Fast Company

Fashion Takes a Front-row Seat in the Music World



Artists’ merchandis­e, or “merch,” used to mean black T-shirts adorned with the concert name, logo, and a list of tour dates. Fans bought them as souvenirs to prove they were there. But it would end up in the back of their drawer or relegated to sleepwear.

Bravado, the merchandis­e and brand management, division of Universal Music Group, is changing the narrative on artist merch. With teams in 40 countries, the business provides merchandis­ing and brand management services to some of the world’s biggest names in music, including The Rolling Stones, Justin Bieber, Elton John, Ariana Grande, and The Weeknd. The company helps artists design apparel and accessorie­s that reflect their aesthetic, often in partnershi­p with renowned designers. You may not even find them at shows. Fans buy artist collection­s at experienti­al pop-up shops, artist websites, and luxury stores, such as Maxfield, Bergdorf Goodman, and Selfridges.


Bravado changed the game in this fashion genre, earning a spot among Fast Company’s Most Innovative Companies list. The designs are coveted by fans, who will wait in line for them at a bricks-and-mortar store or wake at odd hours of the night to buy from a limited-time digital shop. CEO Mat Vlasic, founder and former head of Sony Music’s Threadshop, sees Bravado’s impact beyond the music industry. Every time he picks up his 9-year-old from school, his son and his friends may be wearing limited-edition merchandis­e from Travis Scott’s Astroworld Collection or Billie Eilish hoodies.
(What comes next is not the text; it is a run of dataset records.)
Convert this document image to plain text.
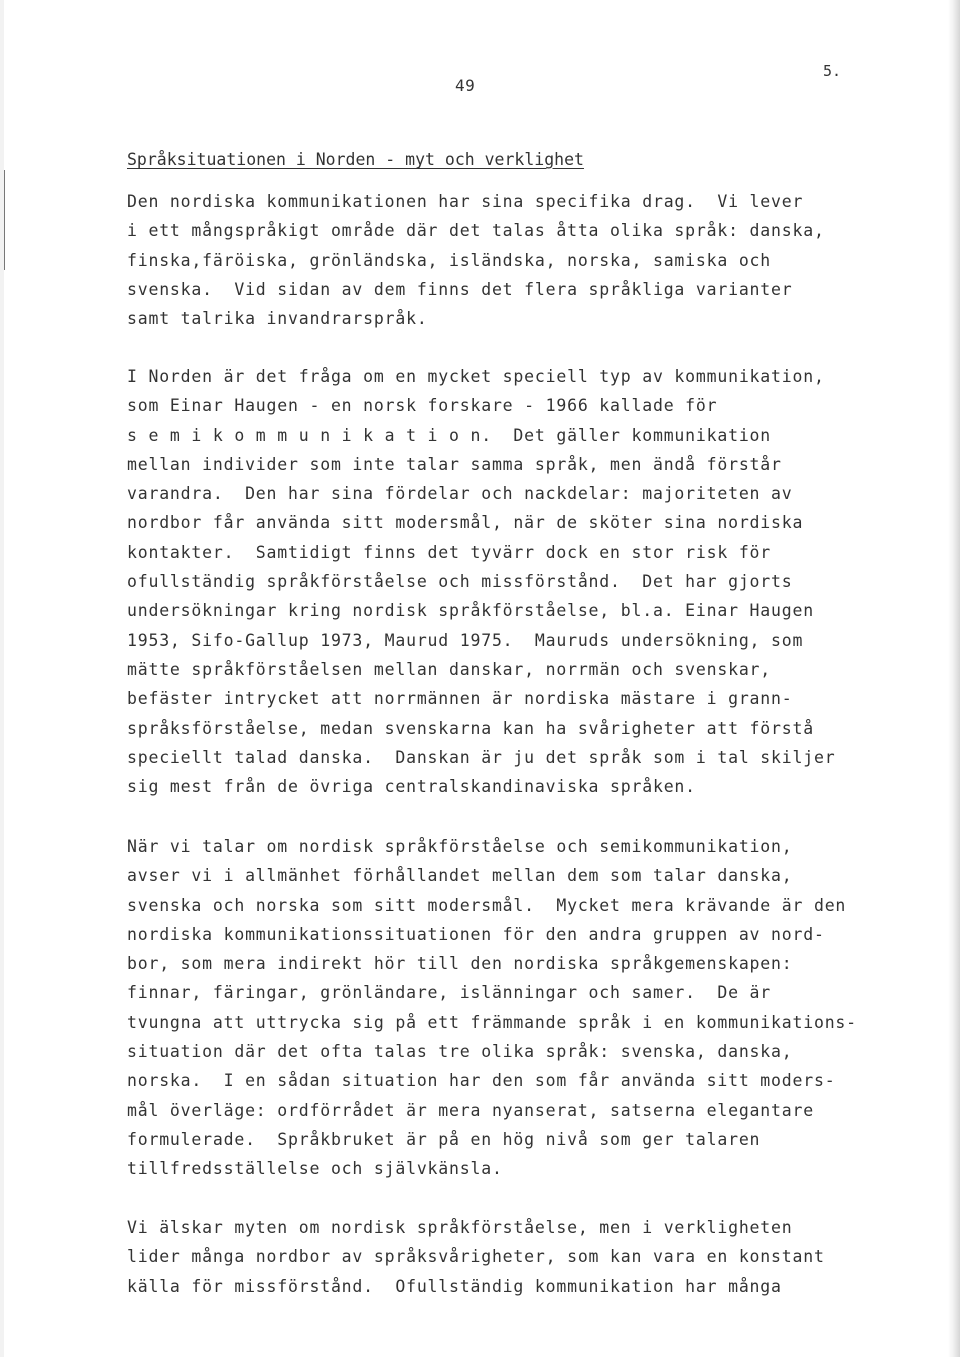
49
5.
Språksituationen i Norden - myt och verklighet
Den nordiska kommunikationen har sina specifika drag.  Vi lever
i ett mångspråkigt område där det talas åtta olika språk: danska,
finska,färöiska, grönländska, isländska, norska, samiska och
svenska.  Vid sidan av dem finns det flera språkliga varianter
samt talrika invandrarspråk.
I Norden är det fråga om en mycket speciell typ av kommunikation,
som Einar Haugen - en norsk forskare - 1966 kallade för
s e m i k o m m u n i k a t i o n.  Det gäller kommunikation
mellan individer som inte talar samma språk, men ändå förstår
varandra.  Den har sina fördelar och nackdelar: majoriteten av
nordbor får använda sitt modersmål, när de sköter sina nordiska
kontakter.  Samtidigt finns det tyvärr dock en stor risk för
ofullständig språkförståelse och missförstånd.  Det har gjorts
undersökningar kring nordisk språkförståelse, bl.a. Einar Haugen
1953, Sifo-Gallup 1973, Maurud 1975.  Mauruds undersökning, som
mätte språkförståelsen mellan danskar, norrmän och svenskar,
befäster intrycket att norrmännen är nordiska mästare i grann-
språksförståelse, medan svenskarna kan ha svårigheter att förstå
speciellt talad danska.  Danskan är ju det språk som i tal skiljer
sig mest från de övriga centralskandinaviska språken.
När vi talar om nordisk språkförståelse och semikommunikation,
avser vi i allmänhet förhållandet mellan dem som talar danska,
svenska och norska som sitt modersmål.  Mycket mera krävande är den
nordiska kommunikationssituationen för den andra gruppen av nord-
bor, som mera indirekt hör till den nordiska språkgemenskapen:
finnar, färingar, grönländare, islänningar och samer.  De är
tvungna att uttrycka sig på ett främmande språk i en kommunikations-
situation där det ofta talas tre olika språk: svenska, danska,
norska.  I en sådan situation har den som får använda sitt moders-
mål överläge: ordförrådet är mera nyanserat, satserna elegantare
formulerade.  Språkbruket är på en hög nivå som ger talaren
tillfredsställelse och självkänsla.
Vi älskar myten om nordisk språkförståelse, men i verkligheten
lider många nordbor av språksvårigheter, som kan vara en konstant
källa för missförstånd.  Ofullständig kommunikation har många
That wasn’t the case four years ago. When Vlasic joined Bravado in 2016, the merchandis­ing industry was rooted in memorabili­a. Fans bought a shirt at a show the same way they might buy a souvenir from a circus, Vlasic explains. He knew audiences were yearning for tangible ways to connect with artists, especially since most fans buy or stream their music online. He also knew artists’ fashion choices influence culture, and even fashion designers, so there was an intrinsic connection between music and fashion. That was part of his pitch when he called a buyer at a high-end retailer about selling Justin Bieber merchandis­e for the first time. “My thought was, ‘He influences all the designers within the store. Why shouldn’t he be there beside them?’”


Fashion and music trends change fast, so speed to market is important for Bravado. A few months after Vlasic’s first phone call to the buyer, Bieber’s collection was alongside Prada and Gucci. Today, Bravado is equal parts fashion and brand management. Vlasic likens the business to a fashion house for artists, with the infrastruc­ture, connection­s, and experience to bring concepts to market quickly. He notes their model can be used to support a wide range of artists and brands including visual artists, Instagram influencer­s, Youtube stars, and video gamers who are looking to strengthen their personal brand and connect to fans around the world.

Bravado changed merch by borrowing best practices from the fashion world. Today, some designers take cues from them. “There’s been explosive growth in luxury fashion that isn’t fueled by the runway,” Vlasic says. “It is hoodies, t-shirts and jackets, emblazoned with different logos. It is high fashion’s version of merch.”